Subject: Re: Another type of fsck problem...
To: Jon Lefman <jlefman@bu.edu>
From: Bill Studenmund <wrstuden@loki.stanford.edu>
List: port-mac68k
Date: 04/10/1997 19:43:52
> 
> When I booted again, I got an error obviously coming from my rc file saying
> that fsck found an unknown error or something to that effect.  It's the
> last error in the case statement in rc.  I tried rebooting a couple of
> times and got the same error.  I had to go in single-user mode, read-only.
> I'm not sure if what I did next was good, but I figured since it was in
> read-only mode that there wouldn't be much harm caused since fsck won't do
> anything to a mounted file system.  fsck comes up with no problems when I
> run it from a shell prompt.  It only gives me an unknown error when I'm
> booting.
> 
> Does anyone know what could be the problem?

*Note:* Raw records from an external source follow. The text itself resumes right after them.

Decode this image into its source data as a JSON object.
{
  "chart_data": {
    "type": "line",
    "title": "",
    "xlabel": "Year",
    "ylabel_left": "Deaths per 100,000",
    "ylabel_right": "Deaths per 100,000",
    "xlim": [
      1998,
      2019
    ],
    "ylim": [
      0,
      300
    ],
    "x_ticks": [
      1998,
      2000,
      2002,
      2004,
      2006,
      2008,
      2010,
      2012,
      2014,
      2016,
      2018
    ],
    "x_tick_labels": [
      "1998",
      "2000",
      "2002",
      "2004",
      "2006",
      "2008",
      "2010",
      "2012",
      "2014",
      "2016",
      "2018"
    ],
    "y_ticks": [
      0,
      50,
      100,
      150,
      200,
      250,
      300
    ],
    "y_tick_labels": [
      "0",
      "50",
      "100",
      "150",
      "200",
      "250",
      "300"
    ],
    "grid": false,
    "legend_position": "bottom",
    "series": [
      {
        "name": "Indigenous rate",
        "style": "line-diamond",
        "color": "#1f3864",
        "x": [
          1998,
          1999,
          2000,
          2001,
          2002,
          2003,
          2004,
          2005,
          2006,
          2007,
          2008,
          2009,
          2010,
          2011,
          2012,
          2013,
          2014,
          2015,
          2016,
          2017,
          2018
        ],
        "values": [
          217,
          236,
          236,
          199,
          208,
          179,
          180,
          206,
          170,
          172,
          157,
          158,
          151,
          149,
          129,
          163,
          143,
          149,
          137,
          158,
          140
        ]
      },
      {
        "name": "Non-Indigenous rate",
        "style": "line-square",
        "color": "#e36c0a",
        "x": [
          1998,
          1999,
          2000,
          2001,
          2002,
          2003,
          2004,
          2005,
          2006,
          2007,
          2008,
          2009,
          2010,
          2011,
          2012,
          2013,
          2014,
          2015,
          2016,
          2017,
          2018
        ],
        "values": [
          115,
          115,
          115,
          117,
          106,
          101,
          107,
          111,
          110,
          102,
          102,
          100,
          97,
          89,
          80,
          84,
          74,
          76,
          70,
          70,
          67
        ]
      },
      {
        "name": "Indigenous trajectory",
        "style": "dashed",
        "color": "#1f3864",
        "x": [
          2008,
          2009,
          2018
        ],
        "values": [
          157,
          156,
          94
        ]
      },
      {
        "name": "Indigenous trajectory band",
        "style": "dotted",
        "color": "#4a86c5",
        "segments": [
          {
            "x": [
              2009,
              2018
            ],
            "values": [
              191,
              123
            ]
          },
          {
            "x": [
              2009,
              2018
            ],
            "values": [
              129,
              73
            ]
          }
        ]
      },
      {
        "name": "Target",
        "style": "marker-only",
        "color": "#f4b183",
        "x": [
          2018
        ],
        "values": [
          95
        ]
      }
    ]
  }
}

Your file system might be really hosed.

Whenever you have to reboot w/o shutting down (like hit the debugger or
the power), then you need to reboot into single user mode and fsck
everything. You can get weird filesystem corruption otherwise. You might
still get corruption, but you'll get less this way.

You might hve noticed the chicken-and-egg problem with fsck'ing the
root filesystem. You can't fsck a mounted system, but you have to
get fsck off the system.

When you're in single user mode, the root filesystem is read-only so that
you can fsck it. I think you're supposed to reboot immediately after
modifying it, but I don't and haven't crashed TOO hard yet. YMMV.

Colin's advice looks good. Try his fsck prescription, and see what
happens. Then boot single user and fsck any other partitions (skip if
you only have one).

If fsck complains that the fs is clean; not checking, invoke it with
the "-f" option to Force it to check.

If you still get errors, copy them and send them to the list.